W koncu. Spimy u siebie! Na mega wygodnym lozku i przewygodnej kanapie. Nowe. Czyste. Ladne. Jak sie tak rozgladam wokol to az trudno uwierzyc ze to nasze.
Uwierzyc tez nie moge ze cos mnie sieklo w ndz wieczorem i nie puszcza. Faszeruje sie lekami od ojca V. Leze, spie, poce ... i jest juz lepiej bo oczy moge otworzyc i to nie boli.. Z pracy wyszlam w pon po 2h bo nie bylam w stanie tam byc. Krecilo mi sie w glowie, tracilam glos, goraczka na calego i katar.
Jutro juz do roboty - nie ma bata nie wykrece sie.

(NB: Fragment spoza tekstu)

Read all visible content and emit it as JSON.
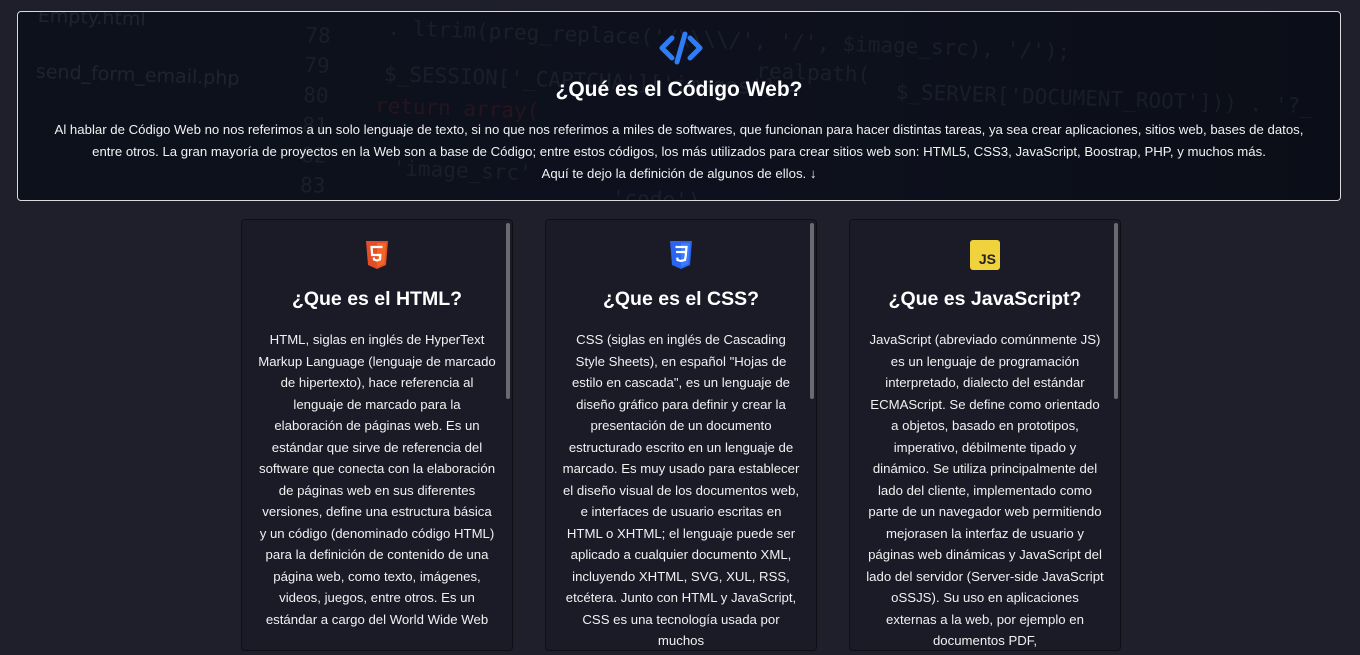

Ale to tylko 2 dni wesela - w koncu zobacze jak oni sie bawia haha i znowu dzien wolny.
znowu zaczynam kichac wiec ide szukac lekow.. niby siatki rozpakowane ale troche sie tu odnalezc nie moge.. mialam tez jechac dzis do fryzjera - ale odlozylam to na inny dzien - musze wyzdrowiec ile sie da przed praca..
bali12
5 sierpnia 2021, 13:49Niech Wam się dobrze mieszka!! Zdrowia życzę
izabela19681
5 sierpnia 2021, 13:24Dobra witamina C w dużych dawkach!!! Koniecznie!!!